I’ve seen extracts of all except the 1912 and 1963 versions, which don’t seem to exist any more. The rest seem, to me, to say as much about the decade they have been produced in as they do about the original they draw from. That’s not so surprising. To convey all of the events and nuances of this hefty novel would take more hours than have yet been given to it.

Lorna Doone has also been adapted for stage and radio. As has, HG Wells’ novel, The War of The Worlds.

I’ve been watching the latest screen version of that, on the BBC (it finished last night), for the last three weeks. The selling point, for yet another remake, was the claim that it kept closer to the book than others had.

I’m not so sure that’s true, but I’ve enjoyed it. As I have every other version I’ve watched, despite (or maybe because of) the liberties taken.

Wikipedia lists 10 direct screen adaptations, and 14 for radio (including the famous 1938 Orson Welles version). Add to that the musical interpretations (Jeff Wayne’s was not the only one), plus numerous comic books and sequels, that’s a lot of inspiring.

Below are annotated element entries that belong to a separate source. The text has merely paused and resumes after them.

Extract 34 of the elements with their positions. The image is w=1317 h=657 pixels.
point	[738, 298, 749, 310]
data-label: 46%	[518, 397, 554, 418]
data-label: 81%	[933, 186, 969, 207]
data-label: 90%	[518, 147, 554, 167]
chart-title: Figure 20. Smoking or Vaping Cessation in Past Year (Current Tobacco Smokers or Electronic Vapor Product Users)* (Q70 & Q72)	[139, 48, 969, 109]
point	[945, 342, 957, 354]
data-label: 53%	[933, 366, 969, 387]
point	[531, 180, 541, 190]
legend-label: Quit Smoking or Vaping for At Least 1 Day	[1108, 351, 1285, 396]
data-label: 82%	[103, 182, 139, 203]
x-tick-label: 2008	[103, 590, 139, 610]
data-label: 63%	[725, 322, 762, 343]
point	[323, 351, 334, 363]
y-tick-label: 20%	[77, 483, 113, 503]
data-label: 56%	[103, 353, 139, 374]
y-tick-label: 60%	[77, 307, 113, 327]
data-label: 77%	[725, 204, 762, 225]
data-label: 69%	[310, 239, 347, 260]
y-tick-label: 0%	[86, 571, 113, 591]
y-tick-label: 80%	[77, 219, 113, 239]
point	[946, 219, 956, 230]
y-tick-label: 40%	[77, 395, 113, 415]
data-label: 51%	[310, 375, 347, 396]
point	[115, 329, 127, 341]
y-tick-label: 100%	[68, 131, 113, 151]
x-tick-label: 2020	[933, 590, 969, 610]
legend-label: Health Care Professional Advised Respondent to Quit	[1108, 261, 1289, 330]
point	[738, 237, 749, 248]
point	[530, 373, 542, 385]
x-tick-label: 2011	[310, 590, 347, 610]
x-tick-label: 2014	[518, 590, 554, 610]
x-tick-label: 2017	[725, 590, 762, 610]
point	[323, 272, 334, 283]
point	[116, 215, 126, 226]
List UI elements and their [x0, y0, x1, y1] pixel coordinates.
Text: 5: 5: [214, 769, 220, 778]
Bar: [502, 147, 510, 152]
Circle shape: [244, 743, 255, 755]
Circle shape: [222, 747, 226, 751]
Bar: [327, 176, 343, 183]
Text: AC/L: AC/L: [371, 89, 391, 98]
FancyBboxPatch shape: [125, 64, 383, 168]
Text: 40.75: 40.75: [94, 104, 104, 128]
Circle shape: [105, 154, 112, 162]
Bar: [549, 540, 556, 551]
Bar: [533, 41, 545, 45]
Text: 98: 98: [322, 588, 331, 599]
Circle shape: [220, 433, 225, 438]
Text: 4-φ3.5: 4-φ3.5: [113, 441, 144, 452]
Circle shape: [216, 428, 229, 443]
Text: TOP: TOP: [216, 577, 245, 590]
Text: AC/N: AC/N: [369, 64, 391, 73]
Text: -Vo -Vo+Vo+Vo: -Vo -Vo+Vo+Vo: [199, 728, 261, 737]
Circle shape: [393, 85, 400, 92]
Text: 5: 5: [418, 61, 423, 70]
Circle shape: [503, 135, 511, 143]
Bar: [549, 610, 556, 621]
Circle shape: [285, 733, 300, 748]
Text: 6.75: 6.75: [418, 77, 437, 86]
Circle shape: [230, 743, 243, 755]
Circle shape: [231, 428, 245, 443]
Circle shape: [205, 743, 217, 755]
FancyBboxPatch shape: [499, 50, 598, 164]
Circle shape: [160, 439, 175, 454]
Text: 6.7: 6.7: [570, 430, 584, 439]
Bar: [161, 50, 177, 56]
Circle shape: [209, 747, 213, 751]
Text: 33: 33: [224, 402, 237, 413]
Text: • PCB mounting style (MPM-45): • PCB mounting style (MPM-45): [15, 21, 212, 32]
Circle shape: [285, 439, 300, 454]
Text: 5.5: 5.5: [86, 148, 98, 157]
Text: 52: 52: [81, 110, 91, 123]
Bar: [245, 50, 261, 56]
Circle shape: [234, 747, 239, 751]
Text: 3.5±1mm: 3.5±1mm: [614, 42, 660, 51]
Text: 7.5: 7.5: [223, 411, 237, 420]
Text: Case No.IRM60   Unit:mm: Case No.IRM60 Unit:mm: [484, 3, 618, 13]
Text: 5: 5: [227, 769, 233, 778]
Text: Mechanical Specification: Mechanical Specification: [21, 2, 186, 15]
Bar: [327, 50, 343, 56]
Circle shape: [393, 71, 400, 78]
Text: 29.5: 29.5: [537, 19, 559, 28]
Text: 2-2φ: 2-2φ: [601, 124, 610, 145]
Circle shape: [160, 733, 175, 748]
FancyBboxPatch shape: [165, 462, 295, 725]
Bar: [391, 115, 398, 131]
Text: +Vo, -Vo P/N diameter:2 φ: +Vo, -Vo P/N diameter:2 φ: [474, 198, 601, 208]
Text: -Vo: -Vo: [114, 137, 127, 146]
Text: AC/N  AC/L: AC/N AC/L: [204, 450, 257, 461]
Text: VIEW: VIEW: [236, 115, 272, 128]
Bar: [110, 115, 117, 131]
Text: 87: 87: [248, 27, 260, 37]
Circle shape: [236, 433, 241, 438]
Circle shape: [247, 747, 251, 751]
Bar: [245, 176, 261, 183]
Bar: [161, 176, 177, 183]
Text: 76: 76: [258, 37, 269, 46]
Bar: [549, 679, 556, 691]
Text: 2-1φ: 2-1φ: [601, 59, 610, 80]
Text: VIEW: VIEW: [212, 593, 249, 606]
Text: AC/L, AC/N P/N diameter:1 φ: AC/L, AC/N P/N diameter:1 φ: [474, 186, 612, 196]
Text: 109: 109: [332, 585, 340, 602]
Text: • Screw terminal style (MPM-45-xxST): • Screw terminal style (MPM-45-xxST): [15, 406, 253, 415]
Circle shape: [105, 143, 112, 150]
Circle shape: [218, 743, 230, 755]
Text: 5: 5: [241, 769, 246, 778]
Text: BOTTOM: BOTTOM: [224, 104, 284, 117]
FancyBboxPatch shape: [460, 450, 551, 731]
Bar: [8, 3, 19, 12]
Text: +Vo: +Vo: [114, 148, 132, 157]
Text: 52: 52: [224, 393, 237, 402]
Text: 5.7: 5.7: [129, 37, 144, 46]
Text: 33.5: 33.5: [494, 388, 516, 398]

There was no implied criticism in wondering why the story was getting another incarnation, only curiosity. I was reminded that someone funded the 2000 Lorna Doone film only ten years after the previous version had been made. Even in these fast moving times, that surely counts as being within living memory. So,why?

Well, I have a theory. I think both novels foreground plot rather than character. Maybe those kinds of stories leave more room for the adapter, or even the well-known actors.

* Girt: dialect version of great – meaning ‘large’ or ‘very big’.